His fingers wrapped around Phantom's hilt, feeling the familiar weight of the absurdly wide katana. The weapon had been his constant companion for three years, but now it felt different. Enhanced. The System integration had improved his coordination and strength, making the blade feel like a natural extension of his body.
'Time to see what this new world has to offer.'
"Initiate dungeon," he said aloud, his voice carrying clearly through the infinite white.
The space around him began to shimmer, like heat waves rising from summer pavement. The perfect white gradually thinned, becoming translucent, then transparent, until it finally dissolved entirely.
Zeph found himself standing in a vast stone chamber.
---
Dungeons in this world operated on principles that would have been familiar to any RPG player, but with deadly real-world consequences. They were pocket dimensions created by the System, separate realities where the laws of physics were more... flexible. Time flowed differently inside—usually at a 2:1 ratio, meaning two hours in a dungeon equaled one hour in the real world.
Tutorial dungeons were special. They were designed specifically for level 0 awakened, serving as a controlled introduction to System mechanics and combat. The challenges were real—death was still possible—but the difficulty was carefully calibrated to push new awakened to their limits without exceeding them.
Successful completion guaranteed several rewards: enough experience to reach level 1, access to the class selection system, an initial skill selection, and a substantial Skill Point bonus that usually ranged from 5,000 to 15,000 points depending on performance.
For most awakened, the tutorial dungeon represented their most lucrative single SP gain until they were strong enough to tackle C-rank or higher challenges.

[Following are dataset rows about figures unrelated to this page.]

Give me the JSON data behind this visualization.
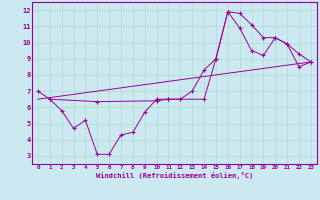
{
  "xlabel": "Windchill (Refroidissement éolien,°C)",
  "bg_color": "#cce8f0",
  "line_color": "#990099",
  "grid_color": "#aaddcc",
  "xlim": [
    -0.5,
    23.5
  ],
  "ylim": [
    2.5,
    12.5
  ],
  "xticks": [
    0,
    1,
    2,
    3,
    4,
    5,
    6,
    7,
    8,
    9,
    10,
    11,
    12,
    13,
    14,
    15,
    16,
    17,
    18,
    19,
    20,
    21,
    22,
    23
  ],
  "yticks": [
    3,
    4,
    5,
    6,
    7,
    8,
    9,
    10,
    11,
    12
  ],
  "line1_x": [
    0,
    1,
    2,
    3,
    4,
    5,
    6,
    7,
    8,
    9,
    10,
    11,
    12,
    13,
    14,
    15,
    16,
    17,
    18,
    19,
    20,
    21,
    22,
    23
  ],
  "line1_y": [
    7.0,
    6.5,
    5.8,
    4.7,
    5.2,
    3.1,
    3.1,
    4.3,
    4.45,
    5.7,
    6.5,
    6.5,
    6.5,
    7.0,
    8.3,
    9.0,
    11.9,
    11.8,
    11.1,
    10.3,
    10.3,
    9.9,
    9.3,
    8.8
  ],
  "line2_x": [
    0,
    23
  ],
  "line2_y": [
    6.5,
    8.8
  ],
  "line3_x": [
    1,
    5,
    10,
    11,
    14,
    15,
    16,
    17,
    18,
    19,
    20,
    21,
    22,
    23
  ],
  "line3_y": [
    6.5,
    6.35,
    6.4,
    6.5,
    6.5,
    9.0,
    11.9,
    10.9,
    9.5,
    9.2,
    10.3,
    9.9,
    8.5,
    8.8
  ]
}
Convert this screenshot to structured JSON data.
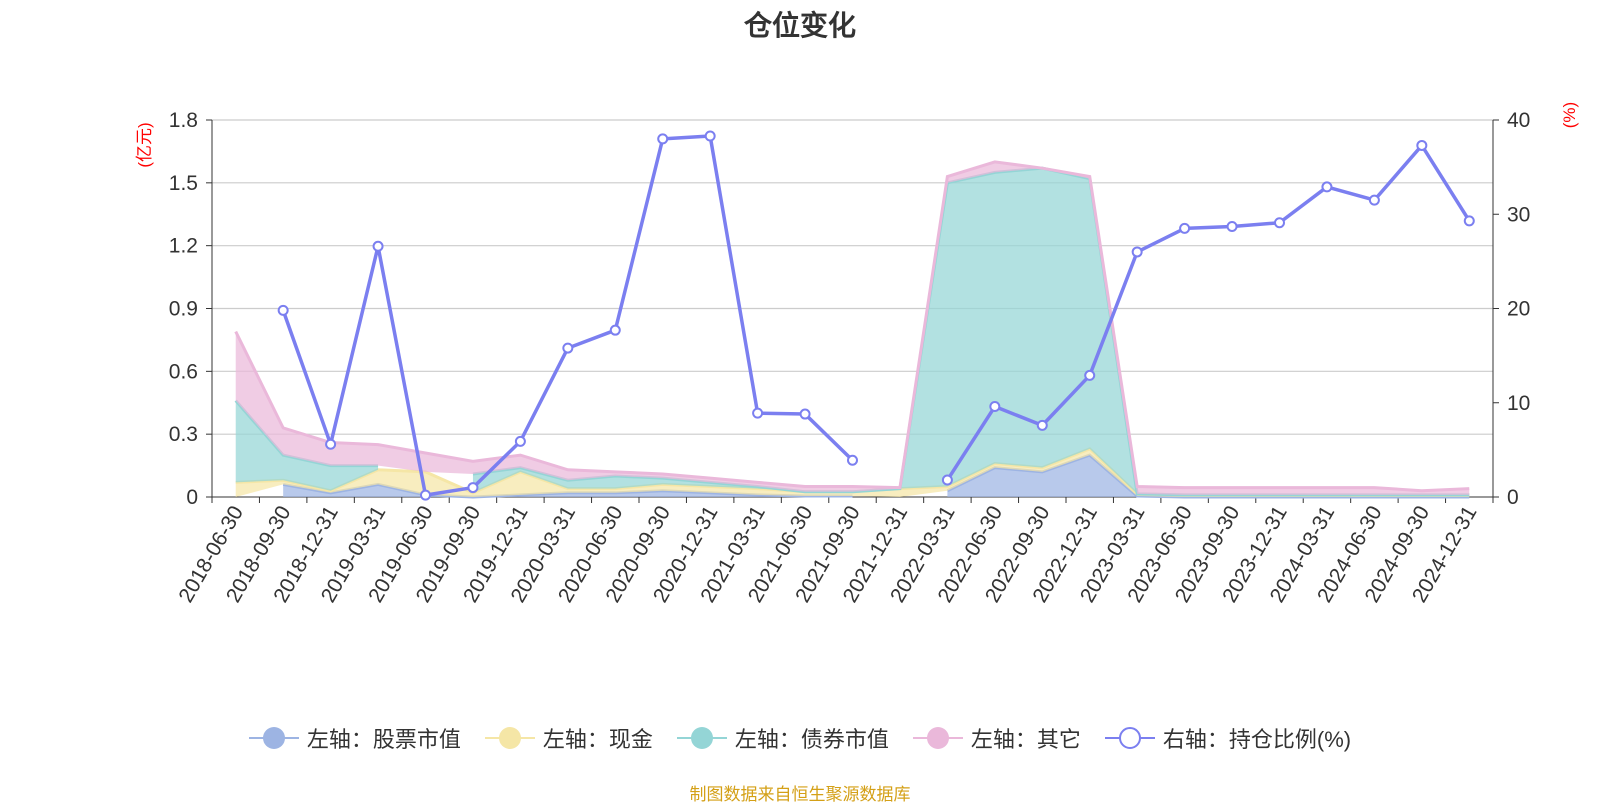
{
  "title": "仓位变化",
  "footer": "制图数据来自恒生聚源数据库",
  "legend": [
    {
      "label": "左轴：股票市值",
      "color": "#9db4e3",
      "icon": "filled-circle-icon"
    },
    {
      "label": "左轴：现金",
      "color": "#f5e6a6",
      "icon": "filled-circle-icon"
    },
    {
      "label": "左轴：债券市值",
      "color": "#94d5d6",
      "icon": "filled-circle-icon"
    },
    {
      "label": "左轴：其它",
      "color": "#eab8da",
      "icon": "filled-circle-icon"
    },
    {
      "label": "右轴：持仓比例(%)",
      "color": "#7b7ff0",
      "icon": "hollow-circle-icon"
    }
  ],
  "chart_data": {
    "type": "area",
    "title": "仓位变化",
    "categories": [
      "2018-06-30",
      "2018-09-30",
      "2018-12-31",
      "2019-03-31",
      "2019-06-30",
      "2019-09-30",
      "2019-12-31",
      "2020-03-31",
      "2020-06-30",
      "2020-09-30",
      "2020-12-31",
      "2021-03-31",
      "2021-06-30",
      "2021-09-30",
      "2021-12-31",
      "2022-03-31",
      "2022-06-30",
      "2022-09-30",
      "2022-12-31",
      "2023-03-31",
      "2023-06-30",
      "2023-09-30",
      "2023-12-31",
      "2024-03-31",
      "2024-06-30",
      "2024-09-30",
      "2024-12-31"
    ],
    "left_axis": {
      "unit": "(亿元)",
      "ylim": [
        0,
        1.8
      ],
      "ticks": [
        "0",
        "0.3",
        "0.6",
        "0.9",
        "1.2",
        "1.5",
        "1.8"
      ]
    },
    "right_axis": {
      "unit": "(%)",
      "ylim": [
        0,
        40
      ],
      "ticks": [
        "0",
        "10",
        "20",
        "30",
        "40"
      ]
    },
    "grid": true,
    "legend_position": "bottom",
    "series": [
      {
        "name": "左轴：股票市值",
        "axis": "left",
        "stacked": true,
        "color": "#9db4e3",
        "values": [
          null,
          0.06,
          0.02,
          0.06,
          0.01,
          0.0,
          0.01,
          0.02,
          0.02,
          0.03,
          0.02,
          0.01,
          0.005,
          0.005,
          null,
          0.03,
          0.14,
          0.12,
          0.2,
          0.005,
          0.0,
          0.0,
          0.0,
          0.0,
          0.0,
          0.0,
          0.0
        ]
      },
      {
        "name": "左轴：现金",
        "axis": "left",
        "stacked": true,
        "color": "#f5e6a6",
        "values": [
          0.07,
          0.02,
          0.01,
          0.07,
          0.11,
          0.02,
          0.11,
          0.02,
          0.02,
          0.03,
          0.03,
          0.03,
          0.02,
          0.02,
          0.04,
          0.02,
          0.02,
          0.02,
          0.03,
          0.01,
          0.01,
          0.01,
          0.01,
          0.01,
          0.01,
          0.01,
          0.01
        ]
      },
      {
        "name": "左轴：债券市值",
        "axis": "left",
        "stacked": true,
        "color": "#94d5d6",
        "values": [
          0.39,
          0.12,
          0.12,
          0.02,
          null,
          0.09,
          0.02,
          0.04,
          0.06,
          0.03,
          0.02,
          0.01,
          0.0,
          0.0,
          0.0,
          1.45,
          1.39,
          1.43,
          1.29,
          0.0,
          0.0,
          0.0,
          0.0,
          0.0,
          0.0,
          0.0,
          0.0
        ]
      },
      {
        "name": "左轴：其它",
        "axis": "left",
        "stacked": true,
        "color": "#eab8da",
        "values": [
          0.33,
          0.13,
          0.11,
          0.1,
          0.09,
          0.06,
          0.06,
          0.05,
          0.02,
          0.02,
          0.02,
          0.02,
          0.025,
          0.025,
          0.005,
          0.03,
          0.05,
          0.0,
          0.01,
          0.035,
          0.035,
          0.035,
          0.035,
          0.035,
          0.035,
          0.02,
          0.03
        ]
      },
      {
        "name": "右轴：持仓比例(%)",
        "axis": "right",
        "type": "line",
        "color": "#7b7ff0",
        "values": [
          null,
          19.8,
          5.6,
          26.6,
          0.2,
          1.0,
          5.9,
          15.8,
          17.7,
          38.0,
          38.3,
          8.9,
          8.8,
          3.9,
          null,
          1.8,
          9.6,
          7.6,
          12.9,
          26.0,
          28.5,
          28.7,
          29.1,
          32.9,
          31.5,
          37.3,
          29.3
        ]
      }
    ]
  }
}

It was a once-in-a-lifetime opportunity to establish a foundation for future growth.
---
The chamber was clearly ancient, built from massive stone blocks that had been fitted together with architectural precision. Hieroglyphs covered the walls, glowing with faint blue light that provided just enough illumination to see. The air was stale and heavy, carrying scents of dust, age, and something else—something organic and unpleasant that made his enhanced senses recoil.
Zeph moved into a combat stance automatically, every survival instinct honed by three years in the ruins screaming warnings. Empty chambers in dangerous places were never actually empty. They were traps, ambush points, or tests waiting to spring on unwary explorers.
But nothing attacked him.
He spent the next hour exploring methodically, checking every corner, examining every wall, testing each stone block for hidden switches or pressure plates. The temple—because that's clearly what it was—stretched further than seemed possible, corridors branching off in multiple directions that led to more empty chambers.

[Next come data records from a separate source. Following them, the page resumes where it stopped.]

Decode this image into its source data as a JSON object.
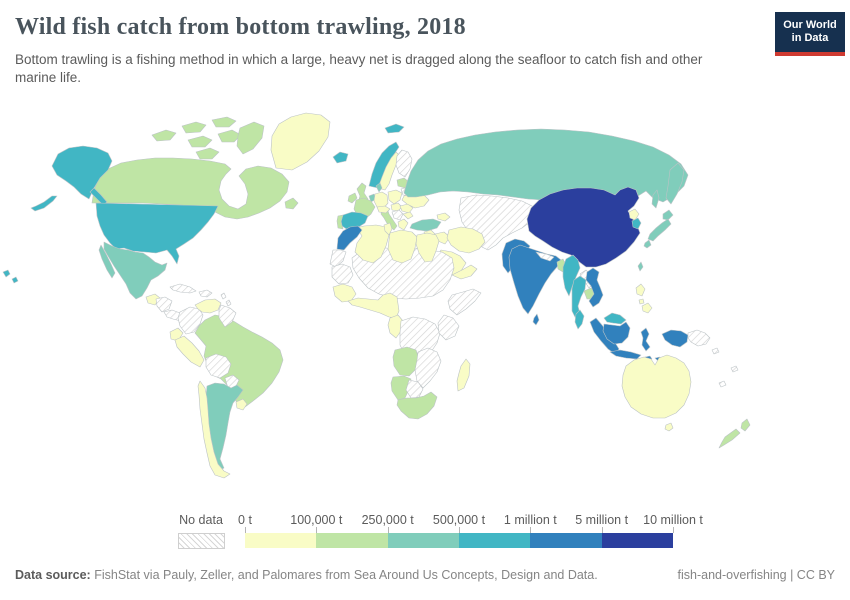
{
  "header": {
    "title": "Wild fish catch from bottom trawling, 2018",
    "subtitle": "Bottom trawling is a fishing method in which a large, heavy net is dragged along the seafloor to catch fish and other marine life."
  },
  "logo": {
    "line1": "Our World",
    "line2": "in Data",
    "bg_color": "#16304f",
    "accent_color": "#cf3a31"
  },
  "legend": {
    "no_data_label": "No data",
    "tick_labels": [
      "0 t",
      "100,000 t",
      "250,000 t",
      "500,000 t",
      "1 million t",
      "5 million t",
      "10 million t"
    ],
    "bin_colors": [
      "#f9fcc6",
      "#bfe5a5",
      "#80cdbb",
      "#41b6c4",
      "#3181bd",
      "#2b3f9e"
    ],
    "no_data_pattern": "diagonal-hatch"
  },
  "footer": {
    "source_label": "Data source:",
    "source_text": "FishStat via Pauly, Zeller, and Palomares from Sea Around Us Concepts, Design and Data.",
    "right_text": "fish-and-overfishing | CC BY"
  },
  "chart_data": {
    "type": "choropleth_map",
    "title": "Wild fish catch from bottom trawling, 2018",
    "year": 2018,
    "unit": "tonnes",
    "bins": [
      "0 t – 100,000 t",
      "100,000 t – 250,000 t",
      "250,000 t – 500,000 t",
      "500,000 t – 1 million t",
      "1 million t – 5 million t",
      "5 million t – 10 million t"
    ],
    "no_data": "hatched",
    "legend_position": "bottom",
    "country_bins": {
      "usa": 4,
      "canada": 2,
      "greenland": 1,
      "mexico": 3,
      "guatemala-belize": 1,
      "honduras-nicaragua": 0,
      "costa-rica-panama": 0,
      "cuba": 0,
      "hispaniola": 0,
      "lesser-antilles": 0,
      "colombia": 0,
      "venezuela": 1,
      "guyanas": 0,
      "ecuador": 1,
      "peru": 1,
      "brazil": 2,
      "bolivia": 0,
      "paraguay": 0,
      "chile": 1,
      "argentina": 3,
      "uruguay": 1,
      "iceland": 4,
      "norway": 4,
      "sweden": 1,
      "finland": 0,
      "baltics": 2,
      "belarus": 0,
      "united-kingdom": 2,
      "ireland": 2,
      "denmark": 3,
      "benelux": 3,
      "germany": 1,
      "france": 2,
      "spain": 4,
      "portugal": 2,
      "italy": 2,
      "alpine-states": 1,
      "poland": 1,
      "central-europe": 1,
      "balkans": 0,
      "greece": 1,
      "romania": 1,
      "bulgaria": 1,
      "ukraine": 1,
      "caucasus": 1,
      "russia": 3,
      "central-asia": 0,
      "turkey": 3,
      "levant": 1,
      "iraq": 1,
      "iran": 1,
      "saudi-arabia": 1,
      "yemen-oman": 1,
      "morocco": 5,
      "western-sahara": 0,
      "mauritania": 0,
      "algeria": 1,
      "tunisia": 1,
      "libya": 1,
      "egypt": 1,
      "sahel-sudan": 0,
      "senegal-guinea": 1,
      "west-africa-coast": 1,
      "cameroon-gabon": 1,
      "central-africa": 0,
      "horn-of-africa": 0,
      "east-africa": 0,
      "angola": 2,
      "zambia-mozambique": 0,
      "namibia": 2,
      "botswana": 0,
      "south-africa": 2,
      "madagascar": 1,
      "china": 6,
      "mongolia": 0,
      "north-korea": 1,
      "south-korea": 4,
      "japan": 3,
      "taiwan": 3,
      "pakistan": 5,
      "india": 5,
      "nepal": 0,
      "bangladesh": 2,
      "sri-lanka": 5,
      "myanmar": 4,
      "thailand": 4,
      "laos": 0,
      "cambodia": 2,
      "vietnam": 5,
      "malaysia": 4,
      "indonesia": 5,
      "papua-new-guinea": 0,
      "philippines": 1,
      "australia": 1,
      "new-zealand": 2,
      "pacific-islands": 0
    }
  }
}
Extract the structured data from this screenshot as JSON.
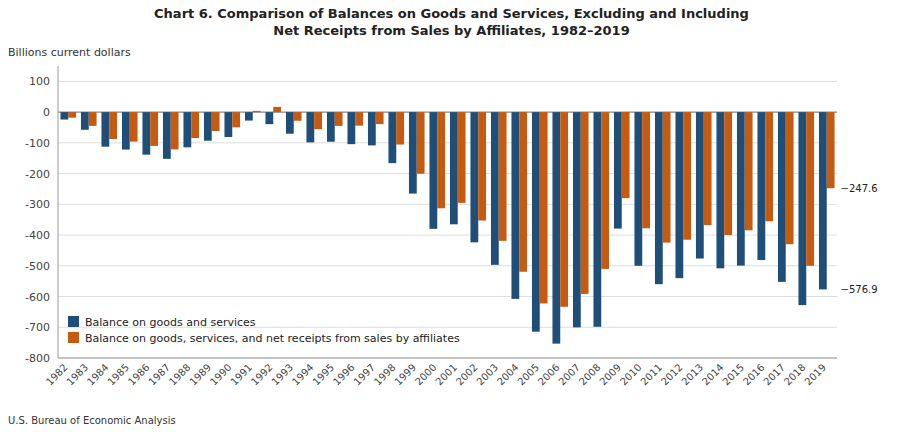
{
  "chart_data": {
    "type": "bar",
    "title": "Chart 6. Comparison of Balances on Goods and Services, Excluding and Including\nNet Receipts from Sales by Affiliates, 1982–2019",
    "y_label": "Billions current dollars",
    "categories": [
      1982,
      1983,
      1984,
      1985,
      1986,
      1987,
      1988,
      1989,
      1990,
      1991,
      1992,
      1993,
      1994,
      1995,
      1996,
      1997,
      1998,
      1999,
      2000,
      2001,
      2002,
      2003,
      2004,
      2005,
      2006,
      2007,
      2008,
      2009,
      2010,
      2011,
      2012,
      2013,
      2014,
      2015,
      2016,
      2017,
      2018,
      2019
    ],
    "series": [
      {
        "name": "Balance on goods and services",
        "color": "#1f4e79",
        "values": [
          -24.2,
          -57.5,
          -112.5,
          -121.9,
          -138.5,
          -152.1,
          -114.6,
          -93.1,
          -80.9,
          -27.5,
          -39.2,
          -70.3,
          -98.5,
          -96.4,
          -104.3,
          -108.3,
          -166.1,
          -265.1,
          -379.8,
          -365.1,
          -423.7,
          -496.9,
          -607.7,
          -714.4,
          -753.3,
          -700.3,
          -698.4,
          -379.0,
          -500.0,
          -559.8,
          -540.2,
          -476.4,
          -508.3,
          -499.4,
          -481.2,
          -552.3,
          -628.0,
          -576.9
        ]
      },
      {
        "name": "Balance on goods, services, and net receipts from sales by affiliates",
        "color": "#c55a11",
        "values": [
          -18.0,
          -44.8,
          -87.5,
          -96.0,
          -109.9,
          -121.3,
          -84.4,
          -61.4,
          -49.5,
          4.0,
          17.0,
          -28.2,
          -55.5,
          -44.9,
          -44.1,
          -38.9,
          -105.6,
          -200.5,
          -313.0,
          -295.3,
          -352.7,
          -418.8,
          -519.3,
          -622.5,
          -633.3,
          -591.6,
          -510.2,
          -280.0,
          -378.0,
          -424.5,
          -415.2,
          -367.5,
          -400.0,
          -384.6,
          -355.2,
          -429.7,
          -500.0,
          -247.6
        ]
      }
    ],
    "ylim": [
      -800,
      150
    ],
    "yticks": [
      100,
      0,
      -100,
      -200,
      -300,
      -400,
      -500,
      -600,
      -700,
      -800
    ],
    "grid": true,
    "legend": "lower left",
    "annotations": [
      {
        "text": "−576.9",
        "x": 2019,
        "y": -576.9
      },
      {
        "text": "−247.6",
        "x": 2019,
        "y": -247.6
      }
    ],
    "source": "U.S. Bureau of Economic Analysis"
  }
}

'This is giving me serious Solo Leveling vibes,' he thought, remembering the manhwa he'd obsessed over in his previous life. 'Creepy ancient temple, ominous atmosphere, protagonist exploring alone... I just hope I don't run into any stone statues that suddenly come to life.'
At least his PP generation was working perfectly. The counter in his peripheral vision had climbed to 1,247 points—more than enough to upgrade an F-rank skill to E-rank the moment he acquired one. The realization made him grin despite the ominous atmosphere.

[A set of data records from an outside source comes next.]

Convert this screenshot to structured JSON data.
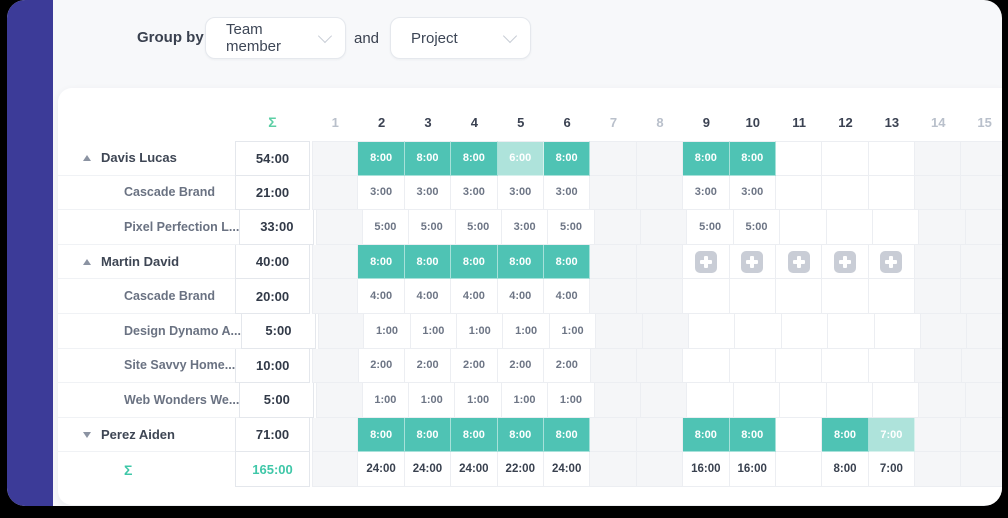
{
  "colors": {
    "purple": "#3c3b98",
    "teal": "#4fc3b4",
    "teallight": "#aee3db",
    "mint": "#5ccfa5",
    "sumgreen": "#3fc7a8"
  },
  "toolbar": {
    "group_by_label": "Group by",
    "conjunction": "and",
    "dropdowns": [
      {
        "value": "Team member"
      },
      {
        "value": "Project"
      }
    ]
  },
  "grid": {
    "sum_header": "Σ",
    "days": [
      {
        "label": "1",
        "muted": true
      },
      {
        "label": "2",
        "muted": false
      },
      {
        "label": "3",
        "muted": false
      },
      {
        "label": "4",
        "muted": false
      },
      {
        "label": "5",
        "muted": false
      },
      {
        "label": "6",
        "muted": false
      },
      {
        "label": "7",
        "muted": true
      },
      {
        "label": "8",
        "muted": true
      },
      {
        "label": "9",
        "muted": false
      },
      {
        "label": "10",
        "muted": false
      },
      {
        "label": "11",
        "muted": false
      },
      {
        "label": "12",
        "muted": false
      },
      {
        "label": "13",
        "muted": false
      },
      {
        "label": "14",
        "muted": true
      },
      {
        "label": "15",
        "muted": true
      }
    ],
    "rows": [
      {
        "level": "parent",
        "arrow": "up",
        "name": "Davis Lucas",
        "total": "54:00",
        "cells": {
          "2": {
            "v": "8:00",
            "s": "filled"
          },
          "3": {
            "v": "8:00",
            "s": "filled"
          },
          "4": {
            "v": "8:00",
            "s": "filled"
          },
          "5": {
            "v": "6:00",
            "s": "light"
          },
          "6": {
            "v": "8:00",
            "s": "filled"
          },
          "9": {
            "v": "8:00",
            "s": "filled"
          },
          "10": {
            "v": "8:00",
            "s": "filled"
          }
        }
      },
      {
        "level": "child",
        "name": "Cascade Brand",
        "total": "21:00",
        "cells": {
          "2": {
            "v": "3:00",
            "s": "plain"
          },
          "3": {
            "v": "3:00",
            "s": "plain"
          },
          "4": {
            "v": "3:00",
            "s": "plain"
          },
          "5": {
            "v": "3:00",
            "s": "plain"
          },
          "6": {
            "v": "3:00",
            "s": "plain"
          },
          "9": {
            "v": "3:00",
            "s": "plain"
          },
          "10": {
            "v": "3:00",
            "s": "plain"
          }
        }
      },
      {
        "level": "child",
        "name": "Pixel Perfection L...",
        "total": "33:00",
        "cells": {
          "2": {
            "v": "5:00",
            "s": "plain"
          },
          "3": {
            "v": "5:00",
            "s": "plain"
          },
          "4": {
            "v": "5:00",
            "s": "plain"
          },
          "5": {
            "v": "3:00",
            "s": "plain"
          },
          "6": {
            "v": "5:00",
            "s": "plain"
          },
          "9": {
            "v": "5:00",
            "s": "plain"
          },
          "10": {
            "v": "5:00",
            "s": "plain"
          }
        }
      },
      {
        "level": "parent",
        "arrow": "up",
        "name": "Martin David",
        "total": "40:00",
        "cells": {
          "2": {
            "v": "8:00",
            "s": "filled"
          },
          "3": {
            "v": "8:00",
            "s": "filled"
          },
          "4": {
            "v": "8:00",
            "s": "filled"
          },
          "5": {
            "v": "8:00",
            "s": "filled"
          },
          "6": {
            "v": "8:00",
            "s": "filled"
          },
          "9": {
            "s": "plus"
          },
          "10": {
            "s": "plus"
          },
          "11": {
            "s": "plus"
          },
          "12": {
            "s": "plus"
          },
          "13": {
            "s": "plus"
          }
        }
      },
      {
        "level": "child",
        "name": "Cascade Brand",
        "total": "20:00",
        "cells": {
          "2": {
            "v": "4:00",
            "s": "plain"
          },
          "3": {
            "v": "4:00",
            "s": "plain"
          },
          "4": {
            "v": "4:00",
            "s": "plain"
          },
          "5": {
            "v": "4:00",
            "s": "plain"
          },
          "6": {
            "v": "4:00",
            "s": "plain"
          }
        }
      },
      {
        "level": "child",
        "name": "Design Dynamo A...",
        "total": "5:00",
        "cells": {
          "2": {
            "v": "1:00",
            "s": "plain"
          },
          "3": {
            "v": "1:00",
            "s": "plain"
          },
          "4": {
            "v": "1:00",
            "s": "plain"
          },
          "5": {
            "v": "1:00",
            "s": "plain"
          },
          "6": {
            "v": "1:00",
            "s": "plain"
          }
        }
      },
      {
        "level": "child",
        "name": "Site Savvy Home...",
        "total": "10:00",
        "cells": {
          "2": {
            "v": "2:00",
            "s": "plain"
          },
          "3": {
            "v": "2:00",
            "s": "plain"
          },
          "4": {
            "v": "2:00",
            "s": "plain"
          },
          "5": {
            "v": "2:00",
            "s": "plain"
          },
          "6": {
            "v": "2:00",
            "s": "plain"
          }
        }
      },
      {
        "level": "child",
        "name": "Web Wonders We...",
        "total": "5:00",
        "cells": {
          "2": {
            "v": "1:00",
            "s": "plain"
          },
          "3": {
            "v": "1:00",
            "s": "plain"
          },
          "4": {
            "v": "1:00",
            "s": "plain"
          },
          "5": {
            "v": "1:00",
            "s": "plain"
          },
          "6": {
            "v": "1:00",
            "s": "plain"
          }
        }
      },
      {
        "level": "parent",
        "arrow": "down",
        "name": "Perez Aiden",
        "total": "71:00",
        "cells": {
          "2": {
            "v": "8:00",
            "s": "filled"
          },
          "3": {
            "v": "8:00",
            "s": "filled"
          },
          "4": {
            "v": "8:00",
            "s": "filled"
          },
          "5": {
            "v": "8:00",
            "s": "filled"
          },
          "6": {
            "v": "8:00",
            "s": "filled"
          },
          "9": {
            "v": "8:00",
            "s": "filled"
          },
          "10": {
            "v": "8:00",
            "s": "filled"
          },
          "12": {
            "v": "8:00",
            "s": "filled"
          },
          "13": {
            "v": "7:00",
            "s": "light"
          }
        }
      }
    ],
    "footer": {
      "symbol": "Σ",
      "total": "165:00",
      "cells": {
        "2": {
          "v": "24:00",
          "s": "strong"
        },
        "3": {
          "v": "24:00",
          "s": "strong"
        },
        "4": {
          "v": "24:00",
          "s": "strong"
        },
        "5": {
          "v": "22:00",
          "s": "strong"
        },
        "6": {
          "v": "24:00",
          "s": "strong"
        },
        "9": {
          "v": "16:00",
          "s": "strong"
        },
        "10": {
          "v": "16:00",
          "s": "strong"
        },
        "12": {
          "v": "8:00",
          "s": "strong"
        },
        "13": {
          "v": "7:00",
          "s": "strong"
        }
      }
    }
  }
}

While he was getting creeped out by empty hallways, he was also getting richer with every breath.
That's when the smell hit him.
Sharp, acrid, unmistakably biological. Zeph's enhanced senses, still adapting to their new capabilities, caught the scent a split second before his brain processed what it meant.
He threw himself backward just as something brown and steaming slammed into the wall where his head had been.
The projectile splattered against the ancient stone with a wet, disgusting impact, leaving a trail of chunky brown liquid that dripped slowly toward the floor.
Zeph stared at the mess, his mind struggling to accept what he was seeing.
'Is that...?'
It was definitely shit.
Something had just tried to kill him with actual, literal feces.